Bill Ford-Tough?
Does Ford Motor Company offer a greater lesson on whether or not family control is good for business?
June 13, 2003
Not long ago, images of Bill Ford — who in October 2001 stepped into the shoes of the legendary Henry Ford to become the company’s CEO — were all over U.S. television.
The TV commercials — which covered such topics as family, legacy and SUVs — had been culled from a two hour-long, unscripted interview.
They certainly brought out Mr. Ford's pleasant personality. As he reminisced about his family’s storied history in those TV ads, he projected the image of a wealthy young man with a fairly liberal upbringing — and an emphatically green outlook on life.
But lately, that friendly image has suffered as Ford continues to struggle on a number of fronts.
First, there's the issue of the environment. For as long as Ford, the CEO, stayed on topics such as family lore in his TV ads, he did fine. But Ford the company makes most of its money from big, gas-guzzling behemoths — such as SUVs and pick-up trucks.
These vehicles — guaranteed to be "Built Ford Tough" — have become an embarrassment to the green CEO. Ford recently was forced to announce that it would not be able to meet its self-imposed target of a 25% reduction in fuel consumption in its SUVs by 2005.
This goal had first been proposed — with strong backing from Bill Ford — in July 2000. But as bigger and heavier SUVs gained popularity among U.S. consumers, it became unattainable.
Simply staying out of this market segment was never an option, given SUVs' and trucks' fat profit margins and strong sales growth.
Given the company's continued struggles, Bill Ford has to face the criticism that he was simply not ready to lead the automaker.
There is no denying that Mr.

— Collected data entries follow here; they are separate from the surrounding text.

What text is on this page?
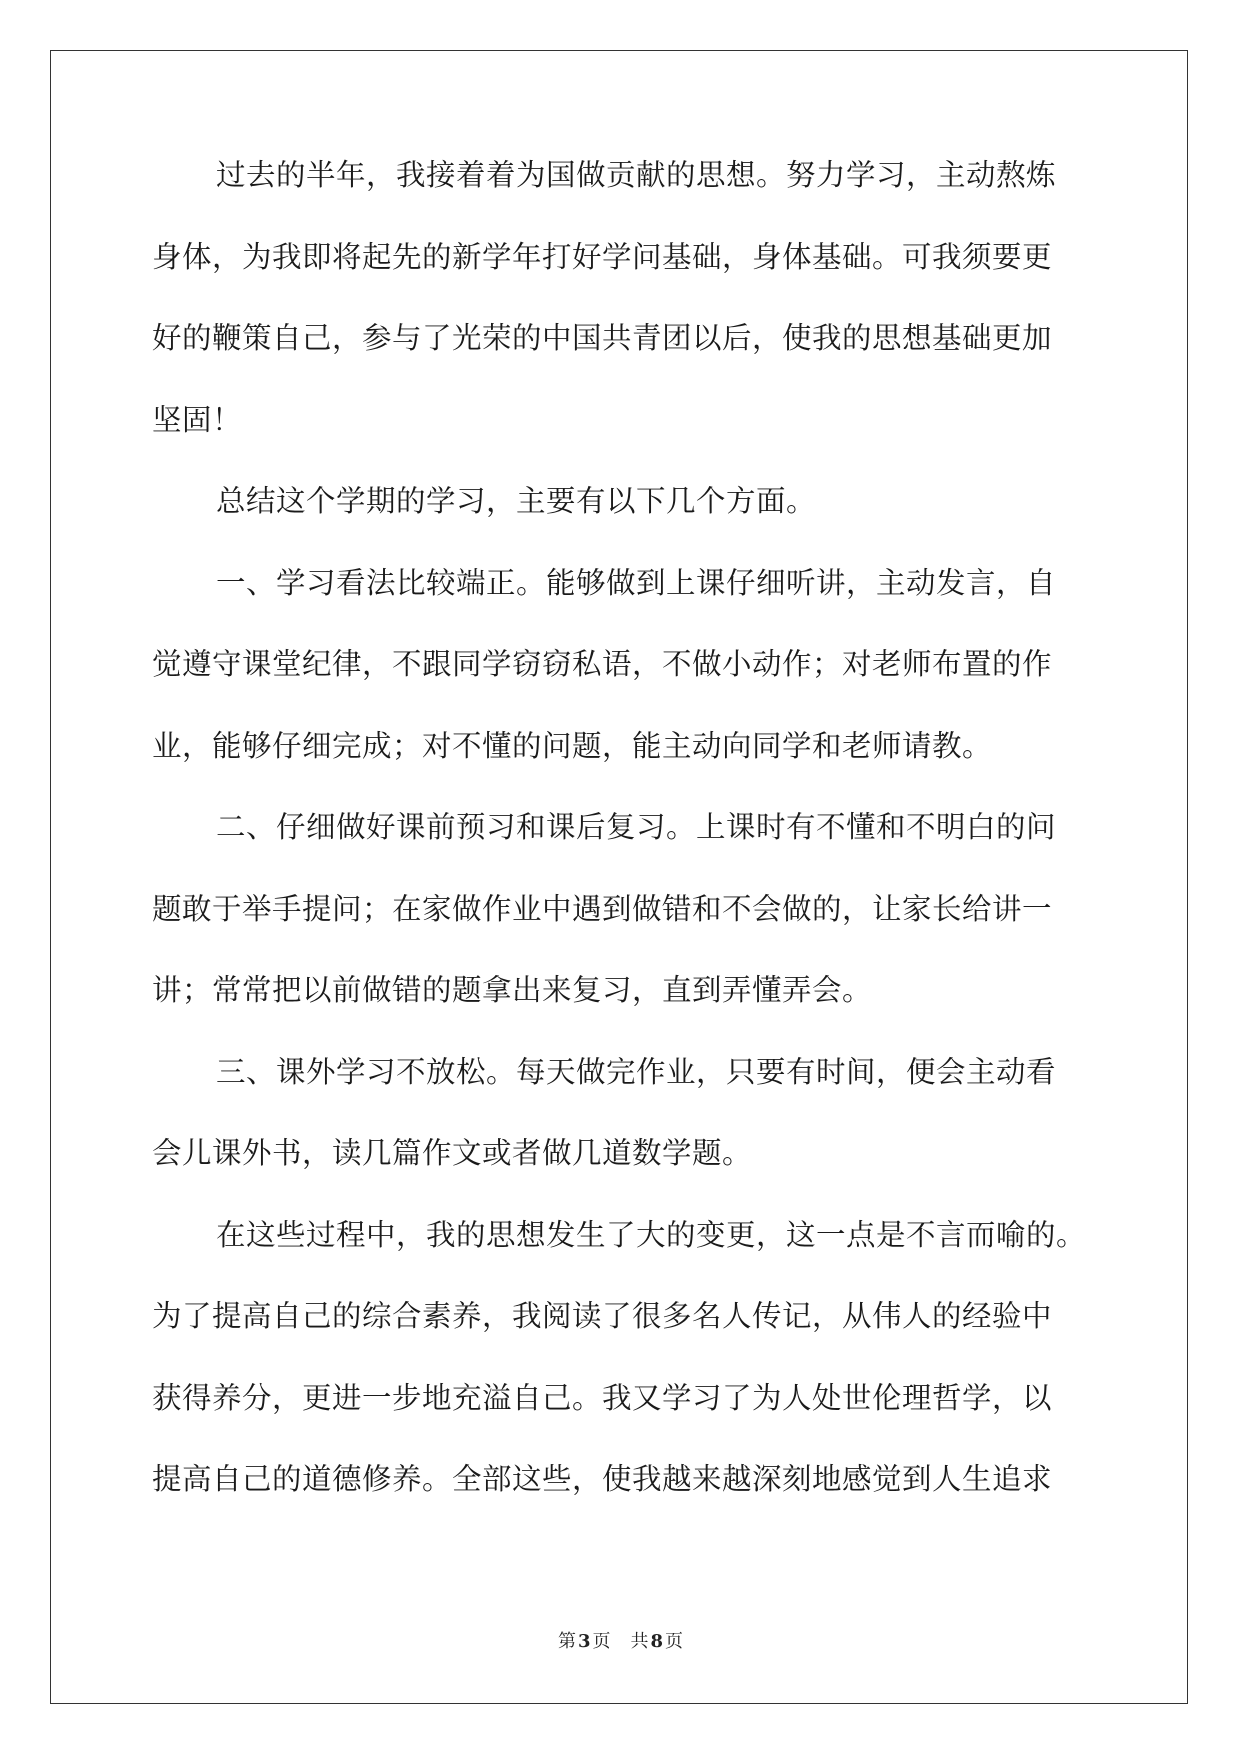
过去的半年，我接着着为国做贡献的思想。努力学习，主动熬炼
身体，为我即将起先的新学年打好学问基础，身体基础。可我须要更
好的鞭策自己，参与了光荣的中国共青团以后，使我的思想基础更加
坚固！
总结这个学期的学习，主要有以下几个方面。
一、学习看法比较端正。能够做到上课仔细听讲，主动发言，自
觉遵守课堂纪律，不跟同学窃窃私语，不做小动作；对老师布置的作
业，能够仔细完成；对不懂的问题，能主动向同学和老师请教。
二、仔细做好课前预习和课后复习。上课时有不懂和不明白的问
题敢于举手提问；在家做作业中遇到做错和不会做的，让家长给讲一
讲；常常把以前做错的题拿出来复习，直到弄懂弄会。
三、课外学习不放松。每天做完作业，只要有时间，便会主动看
会儿课外书，读几篇作文或者做几道数学题。
在这些过程中，我的思想发生了大的变更，这一点是不言而喻的。
为了提高自己的综合素养，我阅读了很多名人传记，从伟人的经验中
获得养分，更进一步地充溢自己。我又学习了为人处世伦理哲学，以
提高自己的道德修养。全部这些，使我越来越深刻地感觉到人生追求
第 3 页 共 8 页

Ford’s previous management experience has been limited, even though he has worked in various positions — starting out as a product planning analyst — in the company since 1979.
In fact, 46 year-old Mr. Ford has made a previous attempt at turning a struggling organization around. The precedent is not comforting.
Mr. Ford's family owns not only a large chunk of his great-grandfather's company, Ford Motor Co., but also another venerable American franchise — the Detroit Lions football team.
A year before assuming the post of CEO at Ford, Mr. Ford devised a plan to improve the team, as whose Vice Chairman he still serves.
But the Lions failed to roar, finishing the 2001-2002 season with 2 wins — and 14 losses. The 2002-2003 season was not much better, the Lions' 3-13 record was the second-worst in the entire league.
Since many of the Lions' diehard fans also depend on a Ford paycheck for their livelihood, they are likely to have greeted the appointment of Mr. Ford as CEO with great apprehension. The car company surely cannot afford failure at the level displayed by the football team.
The Number Two U.S. automaker needs tough decisions in order to overcome its current crisis.
And Mr. Ford will need more than a little of his famous great-grandfather's nasty streak to right a company that lost $5.5 billion in 2001. In 2002, losses were held down to $980 million, which indicates that the company is at least starting to move in the right direction.
Mr. Ford’s management team now has a restructuring plan that calls for cutting 35,000 employees — closing five plants and discontinuing four models.
However, the tough guys on Wall Street aren't convinced yet. Ford's share price fell below $7 in the second half of 2002, compared to over $35 in 1999. The stock now trades around $11.
The poor performance in the stock market is more reminiscent of a troubled "New Economy" company, not a venerable industrial blue chip.
Standard & Poor's even downgraded the Ford's credit rating to its lowest level ever, at BBB. It also maintains a negative outlook on the rating, citing falling market share and massive unfunded pension plan liabilities.
If Bill Ford fails to lead his family's company to health, it may reaffirm the folly of appointing scions of the founding families as corporate chairmen, or at least CEOs.
There is no question that Mr. Ford wouldn't have been anywhere near the CEO suite had his family not controlled decision-making at the publicly traded Ford Motor Co. through its Class B shares. A Ford at the head of Ford Motor Co. may look good — and hint at continuity.
In fact, it might just have worked during the go-go years of the 1990s — when a CEO was expected to be a charismatic leader and his job was mainly to look good on TV and to impress consumers and investors.
Times have gotten a lot tougher in the new millennium. One wonders if old Henry Ford would have approved of his great-grandson's appointment.